A name like strlen suggests that it's designed to take the length of a string, if it was called count_null_ter_char_array then I'd tend to believe you. It's not character set agonistic, it's monotheistic at the shrine of ASCII, it's all over the coding style.

Null is valid UTF-8, it just doesn't work with C 'strings'. I can get null out of a UTF-8 encoder with no problem.

My point is that UTF-8 is nowhere near the panacea being described and if you have to touch the strings themselves that it's far better to use UTF-16 in the vast majority of cases. The only time you ever really want to use UTF-8 is if you're dealing with legacy codebases, it's a massive hack.


I do not understand how UTF-16 could be better for this reason. wcslen works exactly like strlen but on wide chars instead of chars.


> A name like strlen suggests that it's designed to take the length of a string

It is. A "string" in C is a char[] (there is no "string" type). A char is a type that is a number. That number has no meaning aside from being a number. Conveniently, you can assign a char like so:

    char foo = 'b';
That sets the variable foo, of type char, to the value 98. That the 98 means anything, in particular, the letter 'b' in many character sets, is a complete accident and completely orthogonal to char's purpose. A "string" in C is a collection of chars. That is all. No encoding (especially not "the shrine of ASCII"), no purpose beyond being an array of numbers that end in 0, just a bunch of numbers.

You are misunderstanding "strings" in C, and by extension, strlen(). This is not a problem with UTF-8. This is a problem with you misunderstanding the C library and basic types. If you don't believe me (I'm right, but, your call), you can certainly download the C99 spec and investigate what a "char" is, what a "string" is (hint: there isn't such a thing at all), and what "strlen()" is designed to be.
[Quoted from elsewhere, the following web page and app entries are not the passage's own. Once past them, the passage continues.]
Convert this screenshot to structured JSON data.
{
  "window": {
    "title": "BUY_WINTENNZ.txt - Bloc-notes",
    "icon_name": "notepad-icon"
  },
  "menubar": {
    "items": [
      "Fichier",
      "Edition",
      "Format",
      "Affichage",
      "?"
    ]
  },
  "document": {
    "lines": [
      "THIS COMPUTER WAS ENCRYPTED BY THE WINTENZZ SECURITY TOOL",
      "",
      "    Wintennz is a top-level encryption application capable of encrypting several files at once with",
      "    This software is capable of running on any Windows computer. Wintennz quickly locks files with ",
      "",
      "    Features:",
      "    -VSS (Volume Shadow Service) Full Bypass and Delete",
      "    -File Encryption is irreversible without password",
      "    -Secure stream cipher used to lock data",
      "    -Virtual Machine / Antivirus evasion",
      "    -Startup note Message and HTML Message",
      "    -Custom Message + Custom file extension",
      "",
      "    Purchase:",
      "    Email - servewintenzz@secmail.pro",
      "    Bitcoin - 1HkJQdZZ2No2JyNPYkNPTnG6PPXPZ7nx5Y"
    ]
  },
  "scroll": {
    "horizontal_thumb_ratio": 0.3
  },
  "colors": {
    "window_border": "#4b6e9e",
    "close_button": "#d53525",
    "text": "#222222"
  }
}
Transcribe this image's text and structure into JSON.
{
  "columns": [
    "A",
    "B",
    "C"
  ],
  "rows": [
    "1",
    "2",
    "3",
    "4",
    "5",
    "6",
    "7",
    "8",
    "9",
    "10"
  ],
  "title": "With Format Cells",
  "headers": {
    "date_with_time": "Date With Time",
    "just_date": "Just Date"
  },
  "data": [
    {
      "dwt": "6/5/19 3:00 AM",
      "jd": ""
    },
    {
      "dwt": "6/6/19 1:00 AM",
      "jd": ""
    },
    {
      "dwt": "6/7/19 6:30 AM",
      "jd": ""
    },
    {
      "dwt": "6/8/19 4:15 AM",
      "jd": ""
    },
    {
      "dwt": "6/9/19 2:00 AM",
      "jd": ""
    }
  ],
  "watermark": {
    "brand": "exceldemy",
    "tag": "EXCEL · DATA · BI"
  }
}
Here's a simple, naive strlen():

    size_t strlen(char *string) {
        char *p = string;
        while(*p) p++;
        return p - string;
    }
That's it. No "monotheism at the shrine of ASCII". It counts chars until it finds 0. It is giving you the right answer. That you don't understand the answer is not UTF-8's (or C's) problem at all. Now, if you want to talk about printf(), I'm listening -- because you might be able to conjure up a point there -- but you are not talking about printf(). This, and other comments, are way off-base on how strlen() works.

> Null is valid UTF-8, it just doesn't work with C 'strings'.

Sure it does! I can store a null in a char[] all day long. That just changes its behavior when passed to something that counts the length of a char[] before a terminating null (like, wait for it, strlen()). Watch!

    char buf[8];
    buf = "abcde\0f";
What we have here is a buffer of length 8, which contains these char values:

    97 98 99 100 101 0 102 0
Now, strlen(buf) is 5. That's because that's what strlen is designed to do. The actual length of the buffer is, amazingly, still eight, and if your code expects to work with all eight chars in the char[], then by golly, it can.

If you are using strlen() with any expectation of character set awareness or human alphabet behavior, you completely misunderstand the purpose of strlen().

Since you're so adamant that UTF-16 is better (but you completely misunderstand how C's typing works), I'm less inclined to accept your opinion on UTF-8 being a "massive hack". Explain to me what strlen() on a buffer containing a UTF-16 string does -- and, why that's better -- and I might come around.


Yea, reminds me of DBCS. UTF-8 however don't use bytes below 0x80 as anything other than an ASCII character, unlike some DBCS encodings such as Shift-JIS.